Apoptotic proteins in the death cascade. The earliest sign that apoptosis has been activated following gentamicin treatment is the translocation of TIAR out of the nucleus into the cytoplasm of hair cells. A normal cochlea is shown in A, where the TIAR is localized to all the cell nuclei of both hair cells and supporting cells (inset). In B, the TIAR in hair cells move out of the nucleus and forms brightly fluorescent granules in the hair cell cytoplasm (inset) only 24 h after gentamicin treatment. The next identifiable step in apoptosis is the release of cytochrome c from mitochondria into the hair cell cytoplasm. In C the distribution of cytochrome c is shown (green) in hair cells double-labeled with phalloidin (red). In D only the distribution of cytochrome c is shown for the same sample. The normal, punctate distribution of cytochrome c in mitochondria is seen in the two cells at the very top of the micrograph. In the cells labeled with arrows cytochrome c has spilled out into the hair cell cytoplasm and fills it with a green fluorescence. Finally the executioner stage of apoptosis is reached with the activation of caspase-3. In E and F the distribution of the activated form of caspase 3 is shown in hair cells that are in the process of blebbing up and being ejected from the cochlear epithelium (at arrows, plus in other cells).
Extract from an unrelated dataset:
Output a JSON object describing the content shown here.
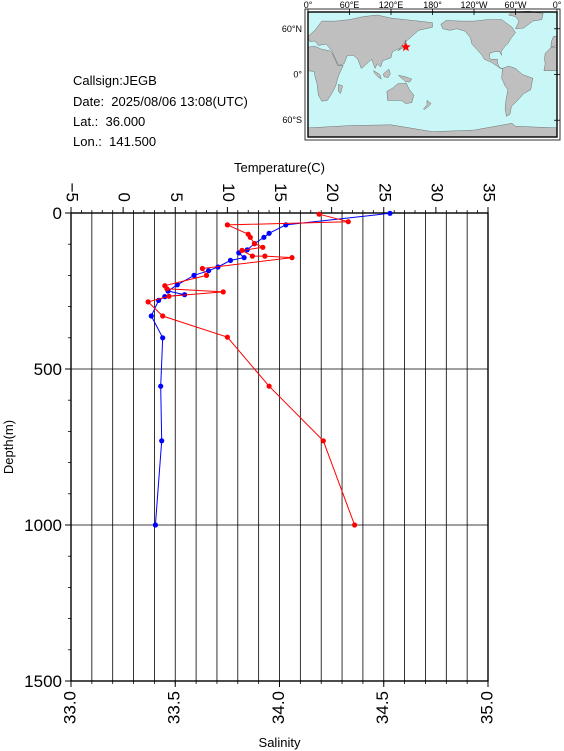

The green label in E and F is the activated form of caspase 3. The red label in E represents phalloidin labeling of the hair cells.

Fig. 7

Hair cell regeneration in the chick cochlea. This whole-mount confocal micrograph shows the development of new hair cells in the chick cochlea 7 days after a single gentamicin treatment. The new hair cells (green) are labeled with a marker for myosin VI, a protein found only in hair cells in the cochlear sensory epithelium. Some of the new hair cells are labeled with BrdU, a marker for DNA synthesis in dividing cells. The new hair cells that lack BrdU in their nuclei were generated by direct transdifferentiation (white arrows), while those that have BrdU-labeled nuclei were made through the mitosis of a supporting cell. Some labeled nuclei are in newly generated supporting cells, which don't label with myosin VI (red arrows).

Fig. 8

Stem cell transplantation into the cochlear nerve. Male mouse neural stem cells were transplanted into female guinea pigs allowed to integrate into the cochlear nerve bundle for 6 weeks. In A, labeling with a marker for the male Y chromosome (green dot) showed that both satellite cells (white arrows) and neurons (green arrow) in the recovered cochlear nerve were derived from stem cells. Neurons are labeled with neurofilament 200 (red), a protein found only in neurons. All cell nuclei are labeled with DAPI (light blue), a marker for DNA. In B, a satellite cell derived from a stem cell (yellow arrow) is labeled with S100b (red), a protein found satellite cells and not neurons. In C, a neuron in the cochlear spiral ganglion derived from a stem cell (green arrow) is labeled with neurofilament 200 (red). Cell nuclei in B and C are labeled with DAPI.

Fig. 9

Stem cell transplantation into the organ of corti. The two micrographs in A and B represent a brightfield/ fluorescence view (A) and a fluorescence-only view of the same section through a cochlea that was transplanted with stem cells. The third row outer hair cell in these images is labeled with a male Y chromosome marker (white arrow), while the first and second row outer hair cells (green arrow) and the inner hair cell (red arrow) are not. The hair cells are also labeled for Myosin VIIa, a marker found only in hair cells in the cochlea. All cell nuclei are labeled with DAPI (light blue).